I think Franklin said after signing the Declaration of Independence, we have to hang together, or we’re sure to hang separately. What will make us hang together? It’s a question for the ages, but in the here and now I have a Mustang on the edge of quitting, she’s been driven so hard, so long. I wonder: how will I keep her going? How will I keep going, on the highways and in to the American night?
It’s dark now, and I have the Mustang running, I’m on Highway 385 headed north, I’ll bypass Rapid City and head for Spearfish, there’s uncertainty ahead — where will I stop for the night, where will I grab a bite to eat?
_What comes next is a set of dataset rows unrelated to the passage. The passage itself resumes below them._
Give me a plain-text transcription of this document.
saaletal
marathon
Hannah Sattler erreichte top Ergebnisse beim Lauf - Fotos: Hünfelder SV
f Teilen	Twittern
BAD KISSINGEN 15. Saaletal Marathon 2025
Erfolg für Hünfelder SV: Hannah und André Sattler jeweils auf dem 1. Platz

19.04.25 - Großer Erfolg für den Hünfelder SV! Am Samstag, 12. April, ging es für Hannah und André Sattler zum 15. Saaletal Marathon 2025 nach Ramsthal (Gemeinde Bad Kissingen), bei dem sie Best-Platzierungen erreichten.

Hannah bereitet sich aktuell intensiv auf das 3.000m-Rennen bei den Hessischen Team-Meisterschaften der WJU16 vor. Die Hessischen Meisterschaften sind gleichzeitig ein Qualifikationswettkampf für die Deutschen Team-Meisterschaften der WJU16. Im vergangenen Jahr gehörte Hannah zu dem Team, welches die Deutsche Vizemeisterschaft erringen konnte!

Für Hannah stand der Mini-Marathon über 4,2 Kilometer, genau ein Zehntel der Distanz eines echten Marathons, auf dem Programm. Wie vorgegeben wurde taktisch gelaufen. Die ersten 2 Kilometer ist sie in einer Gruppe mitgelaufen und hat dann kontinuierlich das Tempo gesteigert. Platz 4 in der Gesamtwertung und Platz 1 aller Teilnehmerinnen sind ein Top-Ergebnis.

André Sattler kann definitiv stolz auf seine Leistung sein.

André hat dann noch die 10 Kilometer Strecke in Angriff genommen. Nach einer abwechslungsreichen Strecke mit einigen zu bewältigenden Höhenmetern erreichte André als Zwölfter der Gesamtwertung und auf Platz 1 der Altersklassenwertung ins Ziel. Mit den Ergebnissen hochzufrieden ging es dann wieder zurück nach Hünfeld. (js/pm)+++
I have a two RVs ahead of me, one is passing the other at a glacial pace, I may be five minutes here before I can clear this logjam and have the open road to myself. Out towards the far west there’s twilight over Wyoming, and I’ll be more than two hours more before I reach Gillette. I don’t know there’ll be gas, food, lodging there, but I have trust in the system. Somehow, I’ve acquired a faith in our interstate highways, mute and unliving though they are.
I’ve driven Interstate 90 so many years, and after Gillette I’ll head south to Wright, then on to Bill, then on to Douglas, on the edge of the Thunder Basin National Grassland and the Powder River Basin. I have some family chores on the old homestead ahead for me — the old cadence of family, and harvest returns to me. I think of the old song, Bringing in the Sheaves, which my uncles taught me to sing, long ago, call and response, progression and resolution. I’ve compressed the song into just one verse and the chorus, that’s what I recall.
It will pass the time, humming the tune as I drive into the night, as the twilight gives way to the whup-whup of the oil derricks as they flare off the gas in the heavy Wyoming winds. Trust me, my old Mustang knows the way. I’ll be there before long. May biofuels reign soon, and we’ll go rejoicing, bringing in the sheaves.